From: [75321 3407] at [compuserve.com] (Charles Zeps)
Newsgroups: talk.politics.guns
Subject: Feds Join In DC Gun Crackdown
Date: 11 Mar 1995 08:28:51 -0600

AP 10 Mar 95 15:40 EST V0039
 
Copyright 1995 The Associated Press. All rights reserved.
 
The information contained in this news report may not be published, broadcast or
otherwise distributed without the prior written authority of the Associated
Press.
 
   WASHINGTON (AP) -- Federal officers are teaming with local police in a
crackdown on illegal guns in the nation's capital. 
   The plan, dubbed "Operation Cease-Fire," calls for special anti-weapons teams
to be dispatched to six of the city's seven police districts, U.S. Attorney Eric
Holder said Friday. 
   Each team will have at least one agent from the Bureau of Alcohol, Tobacco
and Firearms assigned to trace confiscated weapons. Some teams will include U.S.
marshals to allow them to cross from the district into suburban Maryland and
Virginia to pursue suspects. 
   "We have stressed the need to address this problem in a regional way, and I
think this represents an unprecedented amount of law-enforcement talent," Holder
said after a closed meeting of more than 70 federal, local and state
law-enforcement officials. 
   Last year the Metropolitan Police Department and other agencies confiscated
more than 4,200 illegal guns in the District of Columbia, which has one of the
nation's highest murder rates. 
   Illegal guns are assumed to far outnumber legally registered weapons in
Washington. In practice, no gun licenses are issued in the district except for
law-enforcement officers, said Kevin Olson, a spokesman for the U.S. attorney's
office. 
   "Operation Cease-Fire" include traffic stops and what Holder calls "special
enforcement operations" to get illegal guns. Holder pledged the seizures would
be "proper and constitutional," but did not elaborate. 

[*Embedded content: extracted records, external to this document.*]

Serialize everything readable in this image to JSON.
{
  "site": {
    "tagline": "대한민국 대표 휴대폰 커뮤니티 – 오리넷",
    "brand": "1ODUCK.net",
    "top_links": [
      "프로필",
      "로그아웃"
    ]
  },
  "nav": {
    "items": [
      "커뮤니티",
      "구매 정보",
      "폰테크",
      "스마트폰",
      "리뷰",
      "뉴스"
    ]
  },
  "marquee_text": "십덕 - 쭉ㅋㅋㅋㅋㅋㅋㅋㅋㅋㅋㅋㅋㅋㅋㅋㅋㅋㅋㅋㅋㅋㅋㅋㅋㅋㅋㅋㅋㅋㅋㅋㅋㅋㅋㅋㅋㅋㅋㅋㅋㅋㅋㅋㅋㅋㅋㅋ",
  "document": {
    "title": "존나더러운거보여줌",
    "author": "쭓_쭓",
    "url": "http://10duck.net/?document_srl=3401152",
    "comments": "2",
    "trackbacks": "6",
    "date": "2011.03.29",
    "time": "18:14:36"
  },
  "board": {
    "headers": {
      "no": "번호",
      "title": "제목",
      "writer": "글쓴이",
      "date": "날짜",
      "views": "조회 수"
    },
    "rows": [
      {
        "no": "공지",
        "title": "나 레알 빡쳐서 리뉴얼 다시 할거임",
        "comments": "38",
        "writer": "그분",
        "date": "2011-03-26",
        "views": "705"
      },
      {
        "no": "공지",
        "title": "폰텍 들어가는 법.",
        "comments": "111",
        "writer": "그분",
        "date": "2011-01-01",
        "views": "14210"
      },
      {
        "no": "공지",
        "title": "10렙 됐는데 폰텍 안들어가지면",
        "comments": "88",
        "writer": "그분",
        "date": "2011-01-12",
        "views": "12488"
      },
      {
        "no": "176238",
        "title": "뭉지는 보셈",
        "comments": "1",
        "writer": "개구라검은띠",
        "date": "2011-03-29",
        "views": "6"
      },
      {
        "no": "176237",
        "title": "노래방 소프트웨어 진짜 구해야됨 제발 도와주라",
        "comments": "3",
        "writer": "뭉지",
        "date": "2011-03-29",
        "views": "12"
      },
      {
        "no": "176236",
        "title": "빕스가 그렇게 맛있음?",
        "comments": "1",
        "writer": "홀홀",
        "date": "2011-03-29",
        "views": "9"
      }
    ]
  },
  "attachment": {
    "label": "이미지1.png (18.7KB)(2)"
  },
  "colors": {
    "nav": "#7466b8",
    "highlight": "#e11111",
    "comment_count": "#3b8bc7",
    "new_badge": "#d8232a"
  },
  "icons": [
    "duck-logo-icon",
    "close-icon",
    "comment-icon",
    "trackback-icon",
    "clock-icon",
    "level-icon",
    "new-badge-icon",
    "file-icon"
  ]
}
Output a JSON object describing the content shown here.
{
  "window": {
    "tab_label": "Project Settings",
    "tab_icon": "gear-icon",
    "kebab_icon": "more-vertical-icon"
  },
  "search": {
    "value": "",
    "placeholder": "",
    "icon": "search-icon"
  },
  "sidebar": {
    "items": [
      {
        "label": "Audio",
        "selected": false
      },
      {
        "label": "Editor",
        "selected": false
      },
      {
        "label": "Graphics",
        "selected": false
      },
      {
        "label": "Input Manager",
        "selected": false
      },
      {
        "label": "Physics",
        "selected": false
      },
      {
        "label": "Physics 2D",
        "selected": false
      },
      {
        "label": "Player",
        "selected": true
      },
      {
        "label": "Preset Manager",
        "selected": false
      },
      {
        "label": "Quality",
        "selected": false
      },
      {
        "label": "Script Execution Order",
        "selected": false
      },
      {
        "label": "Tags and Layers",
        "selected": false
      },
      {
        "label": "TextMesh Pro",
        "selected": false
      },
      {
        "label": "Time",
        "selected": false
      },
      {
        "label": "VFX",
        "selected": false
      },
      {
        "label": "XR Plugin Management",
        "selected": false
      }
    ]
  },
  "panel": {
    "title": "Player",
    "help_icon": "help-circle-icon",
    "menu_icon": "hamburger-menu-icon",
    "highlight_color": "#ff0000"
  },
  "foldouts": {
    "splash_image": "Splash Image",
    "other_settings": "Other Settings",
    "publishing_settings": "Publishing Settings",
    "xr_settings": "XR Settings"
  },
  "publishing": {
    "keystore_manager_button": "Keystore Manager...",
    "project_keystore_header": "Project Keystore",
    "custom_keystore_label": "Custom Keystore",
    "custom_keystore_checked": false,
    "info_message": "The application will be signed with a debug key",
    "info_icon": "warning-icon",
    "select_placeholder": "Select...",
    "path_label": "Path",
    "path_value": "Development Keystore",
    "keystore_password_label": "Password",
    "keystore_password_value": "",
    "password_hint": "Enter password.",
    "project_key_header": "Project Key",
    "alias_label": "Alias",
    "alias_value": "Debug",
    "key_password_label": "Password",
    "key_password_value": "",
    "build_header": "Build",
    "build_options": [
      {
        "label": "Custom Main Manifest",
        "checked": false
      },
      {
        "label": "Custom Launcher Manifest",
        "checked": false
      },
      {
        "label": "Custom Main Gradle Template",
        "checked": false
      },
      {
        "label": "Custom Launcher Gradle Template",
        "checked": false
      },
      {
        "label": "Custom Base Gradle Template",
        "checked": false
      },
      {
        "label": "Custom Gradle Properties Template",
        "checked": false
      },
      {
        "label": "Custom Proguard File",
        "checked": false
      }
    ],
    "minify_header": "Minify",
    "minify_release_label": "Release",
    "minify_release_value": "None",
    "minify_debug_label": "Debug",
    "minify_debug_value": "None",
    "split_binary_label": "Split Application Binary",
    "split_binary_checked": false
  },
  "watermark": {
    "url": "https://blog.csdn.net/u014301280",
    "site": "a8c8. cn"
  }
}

   The plan includes a proposal for upgrading possession of an illegal firearm
from a misdemeanor to a felony. The proposal is now before the city council,
where its fate is uncertain. 
   Holder pledged to appoint a firearms prosecutor to handle cases developed
during the operation. 
   He also has endorsed a citywide curfew for teens under 16, an idea that has
been revived in the city council after being rejected last year.